I didn’t want to be pregnant.
Realizing I was really pregnant took over each thought and activity. It was all-encompassing. I thought that I would have to give up my newest hobbies that I was having so much fun with. There would be no time. Every time my other kids fought, I sarcastically would say “and let’s have another!” I would wonder how in the world I could handle two toddlers with a newborn baby with a strong negative outlook. Each activity I was looking forward to seemed not feasible if we had another baby. We couldn’t go hike. We couldn’t travel. I couldn’t blog. The one thing that I really held on to when I was struggling in the first trimester was the possibility of finally having a girl after two boys. It was a lifeline I grasped at, saying I would be excited if we had a girl.
My patience was so short that I could feel it affect my daily interactions and parenting. I was open with my husband about all of my feelings, knowing that it’s important to share these thoughts with my history of anxiety. I had such a short fuse that spilled water would set me off. And after I blew up, the guilt would overcome me knowing that situations I would usually turn into learning moments or shrug off completely became times when I scared my own kids, raising my voice higher than I ever had before. I kept saying “I’m just so ANGRY.” My husband stepped in and helped tremendously at those times, giving me breaks to process alone. I was also open with my doctor throughout the struggle with these thoughts, and discussed different medications and homeopathic options.
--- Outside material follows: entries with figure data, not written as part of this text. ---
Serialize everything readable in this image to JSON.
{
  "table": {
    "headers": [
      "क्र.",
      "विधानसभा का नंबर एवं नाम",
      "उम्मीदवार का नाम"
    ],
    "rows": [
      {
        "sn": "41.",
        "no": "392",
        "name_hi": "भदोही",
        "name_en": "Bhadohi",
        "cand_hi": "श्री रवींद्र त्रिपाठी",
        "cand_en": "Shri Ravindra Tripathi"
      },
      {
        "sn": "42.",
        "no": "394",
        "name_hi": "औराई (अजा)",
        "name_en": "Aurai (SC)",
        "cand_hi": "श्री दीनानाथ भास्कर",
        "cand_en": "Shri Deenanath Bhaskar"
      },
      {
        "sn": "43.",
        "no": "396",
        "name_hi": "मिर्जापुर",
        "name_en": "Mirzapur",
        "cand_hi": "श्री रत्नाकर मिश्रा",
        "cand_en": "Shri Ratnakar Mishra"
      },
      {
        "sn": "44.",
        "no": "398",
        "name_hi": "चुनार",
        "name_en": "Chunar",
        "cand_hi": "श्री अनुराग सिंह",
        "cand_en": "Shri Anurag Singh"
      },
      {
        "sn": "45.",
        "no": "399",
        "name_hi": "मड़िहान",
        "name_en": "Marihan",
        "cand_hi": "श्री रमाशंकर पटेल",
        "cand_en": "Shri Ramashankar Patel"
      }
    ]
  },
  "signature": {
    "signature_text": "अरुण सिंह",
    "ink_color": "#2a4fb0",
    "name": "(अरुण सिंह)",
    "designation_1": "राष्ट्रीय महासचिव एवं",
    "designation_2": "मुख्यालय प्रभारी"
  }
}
We went in early for a gender screening ultrasound; something we broke our established gender announcement tradition for. I just had to confirm that it was girl. As soon as the Doppler hit my belly, it was like looking under a glass table at a baby sitting on top. A baby boy. No doubt about it. I was surprised that I didn’t cry in disappointment. And, again, something changed.
I think once I accepted that we were having another boy, my mentality changed. I started actively trying to think differently. I started taking Fish Oil. I could look at our two boys and wonder how our third would be, instead of what a hassle he would bring. I carved out time to just think about the baby- go pick out a new outfit for him, plan his nursery, organize our already loved baby items.
There wasn’t a specific turnaround moment, but within the second trimester I was happy again. Building and decorating a brand new nursery for him was a huge help in getting excited again. I will still get overwhelmed and snap every now and then, but I’m going to chalk that up as normal, now. I calm down, apologize, and show my kids how we come back from losing our cool. The most important tool I used through this journey was being open and honest, which wasn’t easy with all of the guilt that followed. I knew people tried for years to conceive and some are never successful. I was lucky. But if you can’t appreciate your own luck, the journey is hard.
And now I can’t wait to meet this perfect fit for our family.
Due to the nature of this post, the author has asked to remain anonymous. But she is hopeful that her story might make others who have experienced this feel less alone.